Del barrio a la radio: la profesionalización de los artistas en España

Las últimas semanas han sido frenéticas para el género urbano en España. Desde el lanzamiento de ‘Mala Mujer’ de C. Tangana han ocurrido algunas cosas que hacen pensar en un posible cambio a corto- medio plazo en la escena musical en nuestro país.

Hay una serie de precedentes que debemos analizar. En primer lugar, la aparición (ya casi recurrente) de artistas y del concepto “trap” en diarios y grandes medios de comunicación como El País o el desafortunado artículo que La Vanguardia titulaba “Trap, el rap de los ninis”.

En segundo lugar, la espectacular acogida de nuestros artistas en festivales de renombre internacional como el Sónar, el Primavera Sound o incluso el World Pride Madrid 2017, donde gente como C. Tangana, La Zowi, Ms. Nina o Bea Pelea se dieron un auténtico baño de masas a los ojos de de miles de personas.

En tercer lugar, la diversificación de los canales empleados para transmitir música: hasta hace unos meses era extraño encontrar referencias de muchos traperos en plataformas como Spotify o Apple Music, sin embargo, la profesionalización ha servido para lograr llegar a un número cada vez mayor de reproducciones en servicios que no son YouTube.

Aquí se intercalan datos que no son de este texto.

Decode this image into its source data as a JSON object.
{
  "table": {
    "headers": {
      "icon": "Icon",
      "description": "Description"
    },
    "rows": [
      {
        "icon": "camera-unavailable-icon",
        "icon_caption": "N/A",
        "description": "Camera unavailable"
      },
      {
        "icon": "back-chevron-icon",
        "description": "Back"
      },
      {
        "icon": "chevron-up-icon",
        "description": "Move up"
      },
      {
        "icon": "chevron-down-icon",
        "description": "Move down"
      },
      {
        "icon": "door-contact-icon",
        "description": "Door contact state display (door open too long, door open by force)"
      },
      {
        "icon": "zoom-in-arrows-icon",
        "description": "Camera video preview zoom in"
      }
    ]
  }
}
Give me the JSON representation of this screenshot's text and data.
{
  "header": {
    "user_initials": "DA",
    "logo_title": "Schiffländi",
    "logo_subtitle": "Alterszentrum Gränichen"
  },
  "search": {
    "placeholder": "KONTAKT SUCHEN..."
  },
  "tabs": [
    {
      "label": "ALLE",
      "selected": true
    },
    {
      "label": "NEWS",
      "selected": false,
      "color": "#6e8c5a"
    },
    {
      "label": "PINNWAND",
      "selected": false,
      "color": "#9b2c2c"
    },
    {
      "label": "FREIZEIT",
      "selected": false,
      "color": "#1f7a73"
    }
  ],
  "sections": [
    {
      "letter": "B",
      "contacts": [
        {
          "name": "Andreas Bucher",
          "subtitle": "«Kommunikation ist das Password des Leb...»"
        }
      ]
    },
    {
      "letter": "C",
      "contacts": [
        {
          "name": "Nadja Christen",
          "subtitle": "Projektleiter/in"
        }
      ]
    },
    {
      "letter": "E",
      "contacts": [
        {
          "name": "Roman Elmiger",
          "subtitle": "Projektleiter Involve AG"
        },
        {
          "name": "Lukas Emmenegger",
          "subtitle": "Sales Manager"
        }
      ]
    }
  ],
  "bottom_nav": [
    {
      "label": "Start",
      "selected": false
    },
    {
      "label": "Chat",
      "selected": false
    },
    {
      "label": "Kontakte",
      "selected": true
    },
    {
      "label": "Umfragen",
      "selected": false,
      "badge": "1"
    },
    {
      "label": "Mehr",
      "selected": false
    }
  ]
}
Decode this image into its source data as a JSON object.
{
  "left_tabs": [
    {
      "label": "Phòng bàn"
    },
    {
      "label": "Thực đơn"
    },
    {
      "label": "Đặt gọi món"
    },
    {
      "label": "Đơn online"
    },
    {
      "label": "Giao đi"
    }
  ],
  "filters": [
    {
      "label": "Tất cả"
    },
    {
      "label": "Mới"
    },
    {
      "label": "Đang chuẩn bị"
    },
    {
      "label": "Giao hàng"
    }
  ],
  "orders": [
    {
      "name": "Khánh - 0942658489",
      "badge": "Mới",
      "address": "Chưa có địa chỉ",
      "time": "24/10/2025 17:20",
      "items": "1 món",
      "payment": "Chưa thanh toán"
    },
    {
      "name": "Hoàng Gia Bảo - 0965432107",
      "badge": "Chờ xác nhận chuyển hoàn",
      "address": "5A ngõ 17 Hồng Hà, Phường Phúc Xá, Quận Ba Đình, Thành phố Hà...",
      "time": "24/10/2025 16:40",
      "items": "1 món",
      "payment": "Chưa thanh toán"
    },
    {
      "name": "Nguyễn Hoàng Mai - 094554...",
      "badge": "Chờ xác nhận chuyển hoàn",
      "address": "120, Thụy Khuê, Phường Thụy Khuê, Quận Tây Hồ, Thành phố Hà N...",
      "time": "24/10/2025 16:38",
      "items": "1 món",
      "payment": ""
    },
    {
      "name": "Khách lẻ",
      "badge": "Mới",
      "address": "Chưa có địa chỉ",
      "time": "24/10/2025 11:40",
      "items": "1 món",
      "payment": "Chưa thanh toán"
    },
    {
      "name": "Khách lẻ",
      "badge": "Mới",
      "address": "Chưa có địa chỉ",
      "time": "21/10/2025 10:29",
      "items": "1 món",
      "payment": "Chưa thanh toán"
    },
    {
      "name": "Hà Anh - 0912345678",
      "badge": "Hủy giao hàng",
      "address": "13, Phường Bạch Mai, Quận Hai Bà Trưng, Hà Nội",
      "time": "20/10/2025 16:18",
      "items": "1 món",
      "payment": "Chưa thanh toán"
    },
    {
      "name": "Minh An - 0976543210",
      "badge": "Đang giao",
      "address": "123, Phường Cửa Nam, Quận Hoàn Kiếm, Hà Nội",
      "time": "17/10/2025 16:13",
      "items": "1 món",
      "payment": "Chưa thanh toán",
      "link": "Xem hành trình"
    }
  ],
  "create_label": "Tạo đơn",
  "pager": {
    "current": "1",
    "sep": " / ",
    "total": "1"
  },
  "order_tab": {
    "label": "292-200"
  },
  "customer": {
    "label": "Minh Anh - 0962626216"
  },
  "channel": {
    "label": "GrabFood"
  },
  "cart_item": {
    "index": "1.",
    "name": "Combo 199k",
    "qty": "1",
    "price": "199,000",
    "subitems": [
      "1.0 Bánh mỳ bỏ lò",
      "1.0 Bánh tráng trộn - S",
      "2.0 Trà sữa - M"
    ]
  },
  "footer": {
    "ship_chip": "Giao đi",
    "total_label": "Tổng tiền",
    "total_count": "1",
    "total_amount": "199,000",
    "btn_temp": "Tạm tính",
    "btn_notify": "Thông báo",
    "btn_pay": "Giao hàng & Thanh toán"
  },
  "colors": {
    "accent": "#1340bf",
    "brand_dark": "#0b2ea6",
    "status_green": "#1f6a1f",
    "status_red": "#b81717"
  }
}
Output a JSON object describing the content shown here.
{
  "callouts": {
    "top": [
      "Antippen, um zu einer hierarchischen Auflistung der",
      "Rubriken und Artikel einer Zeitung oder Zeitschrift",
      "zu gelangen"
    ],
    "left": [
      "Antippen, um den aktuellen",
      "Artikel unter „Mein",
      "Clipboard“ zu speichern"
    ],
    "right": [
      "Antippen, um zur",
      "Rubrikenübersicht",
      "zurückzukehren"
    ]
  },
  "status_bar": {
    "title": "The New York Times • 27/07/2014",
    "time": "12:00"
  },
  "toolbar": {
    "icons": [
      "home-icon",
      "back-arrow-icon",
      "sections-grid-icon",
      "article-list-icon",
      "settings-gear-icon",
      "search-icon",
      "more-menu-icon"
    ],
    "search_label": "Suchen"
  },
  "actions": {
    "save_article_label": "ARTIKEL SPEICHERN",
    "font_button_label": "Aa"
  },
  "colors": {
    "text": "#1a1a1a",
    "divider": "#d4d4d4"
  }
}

Por último, y como hito, podemos situar las declaraciones de Pucho en Los 40 hace unas semanas, donde se adivinan varios de los temas que podrían sonar en las radios del país en los próximos meses. Entre esta selección se encuentran algunos como ‘Fiebre’ de Bad Gyal o ‘Ganas’ de Maikel de la Calle, dos canciones que en las redes sociales han logrado millones de visitas, compartidos y me gustas.

Y es que este último precedente es el hilo conductor de la historia. Una historia que tiene, por un lado, a artistas y, por otro, a los grandes monopolios de la música. El tema a debate: la profesionalización de los artistas a la hora de vender su producto.

A día de hoy son muchos los artistas con referencias no solo a nivel nacional, sino en el plano internacional y de diversos sectores (la moda, por ejemplo). Este particular boom no ha sido canalizado todavía por los sellos en España, tan solo ha habido algunos acercamientos como la firma de Pxxr Gvng en 2015 con Sony, el contrato más caro del gremio de Antón, la colaboración de Nike con Dellafuente… Pero, como señalamos al principio, la tendencia está cambiando.

Los artistas comienzan a ser conscientes de que es necesario mostrar una imagen seria y responsable para vender, ya que de otra forma seguirán en la marginalidad musical. Así, podemos hablar del caso de Yung Beef como paradigmático. ¿Cómo un artista que ha logrado desfilar para Pigalle, hacer campaña con Calvin Klein y ser producido por Metro Boomin -recordemos que el de Atlanta es productor habitual de Future, Drake, Gucci Mane o 21 Savage- no está en el número uno de las listas nacionales e internacionales? La falta de criterio de los sellos y el hermetismo musical condicionan esta situación, pero también tenemos que ser críticos y ver el papel profesional que ha podido jugar Fernandito en todo esto, este tema lo analizaremos en otros artículos.

Al final, todo se puede sintetizar en la siguiene proclama: queremos a Yung Beef en la radio. El trap en España está maduro, los artistas tienen el reconocimiento del público y una calidad musical cada vez mayor, que atiende precisamente a la idea de profesionalización y de seriedad. ¿Tendremos cambio en los próximos meses en la escena musical en España? ¿Sonará Fernandito Kit Kat en Los 40? Yo apuesto que sí.